À l’occasion de l’hommage national rendu à Jean-Paul Belmondo, Gilles Martin-Chauffier dans sa chronique de Paris-Match (16 septembre 2021) estime que la politique elle-même s’enfonce dans ce que Guy Debord a conceptualisé comme la société du spectacle.
La France devient un parc d’attractions. Ouvert à tous, puisque la racine de notre crise morale semble venir du fossé grandissant entre les élites et les classes populaires. Les hautes sphères se croient obligées d’adorer le football et « Koh-Lanta ». Tant mieux, moi aussi j’aime les Bleus. Mais cette surenchère de complicité m’intrigue. Pour nous remobiliser, on nous organise des marches blanches nationales à la première occasion. Comme si la société ne montrait son âme que lorsqu’elle sanglote. Soudain, on échappe aux sondages, aux polémiques, aux défilés et on baigne dans un chagrin bienveillant. Avec, en prime, à chaque fois, un discours du président en personne. (…)

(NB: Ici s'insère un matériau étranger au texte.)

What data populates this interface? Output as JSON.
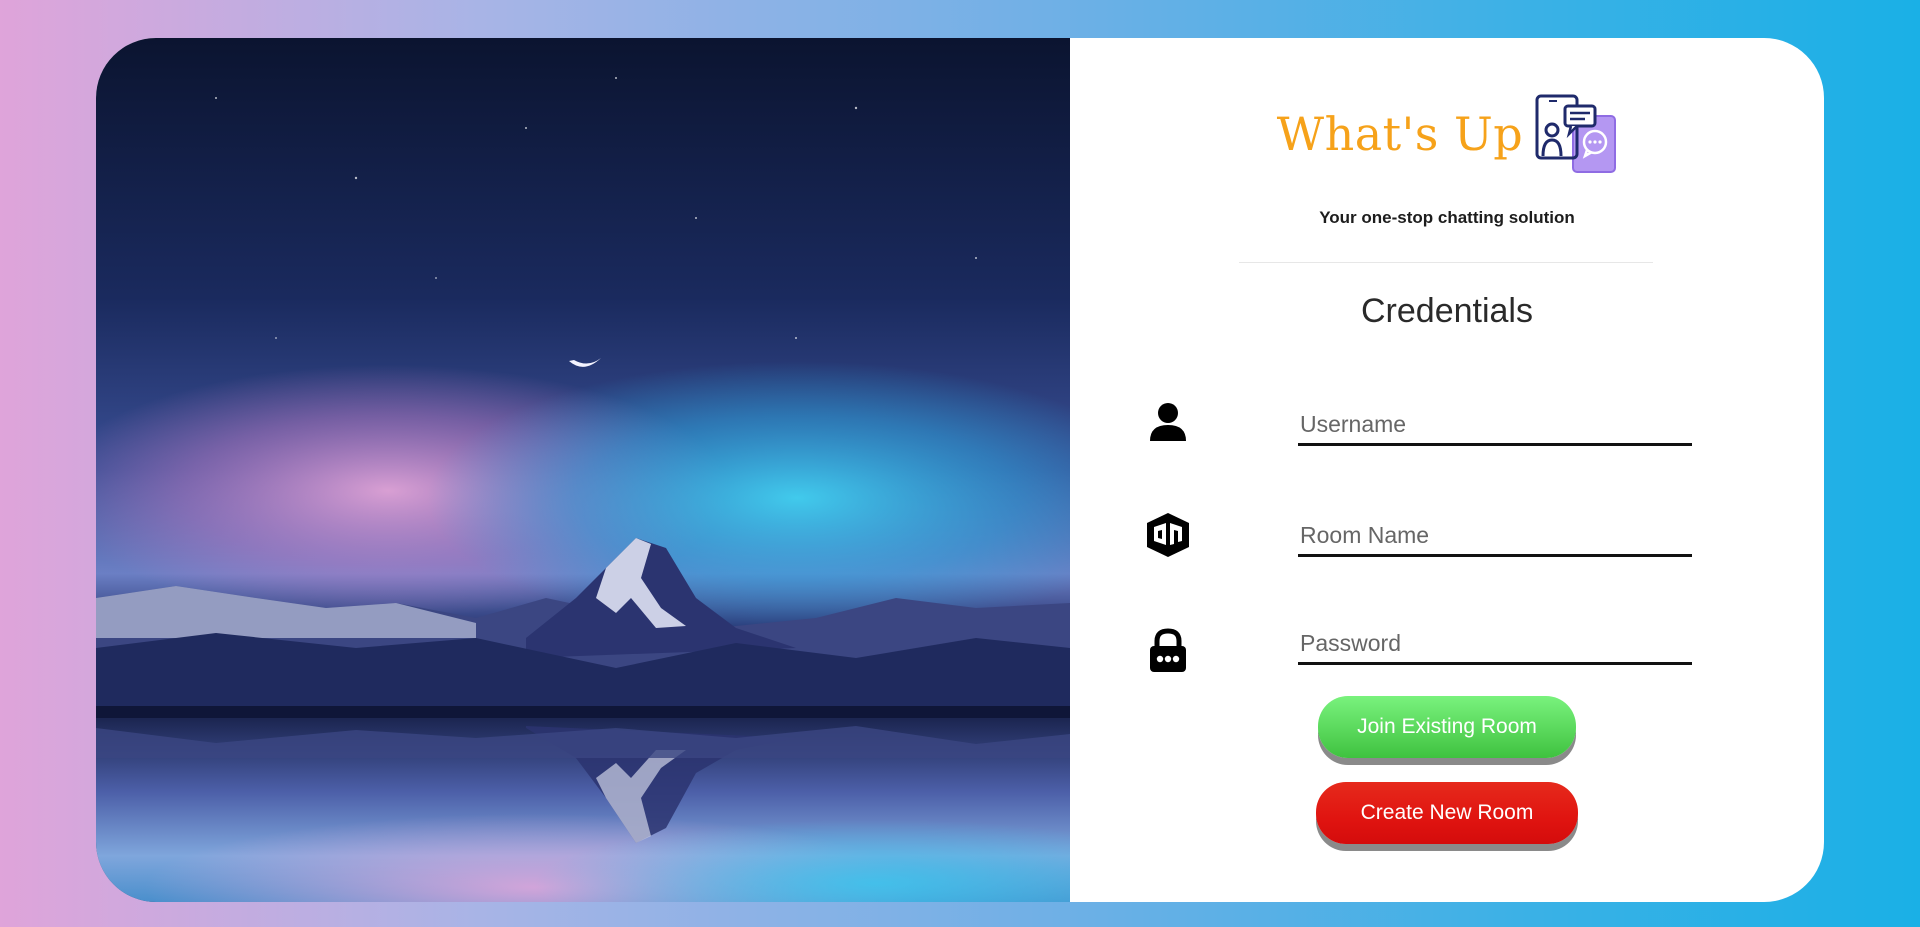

On aurait dit Clemenceau à la tribune du Palais-Bourbon répétant : « En politique intérieure, je fais la guerre ; en politique extérieure, je fais la guerre ; je fais toujours la guerre. » Sauf que lui, il parlait cinq jours après la paix de Brest-Litovsk qui actait la défaite de la Russie et annonçait le retour de millions de soldats allemands sur le front ouest. L’ennemi n’était pas un pangolin mais Guillaume II lui-même. L’heure était vraiment à l’alarme générale. Le glas sonnait chaque jour dans toutes les villes. Tandis qu’aujourd’hui on mobilise au moindre carillon. Dès qu’une paupière se ferme, l’Élysée sort son stylo. Les larmes tournent à l’aphrodisiaque d’État. Hier, gouverner, c’était prévoir ; maintenant c’est pleuvoir.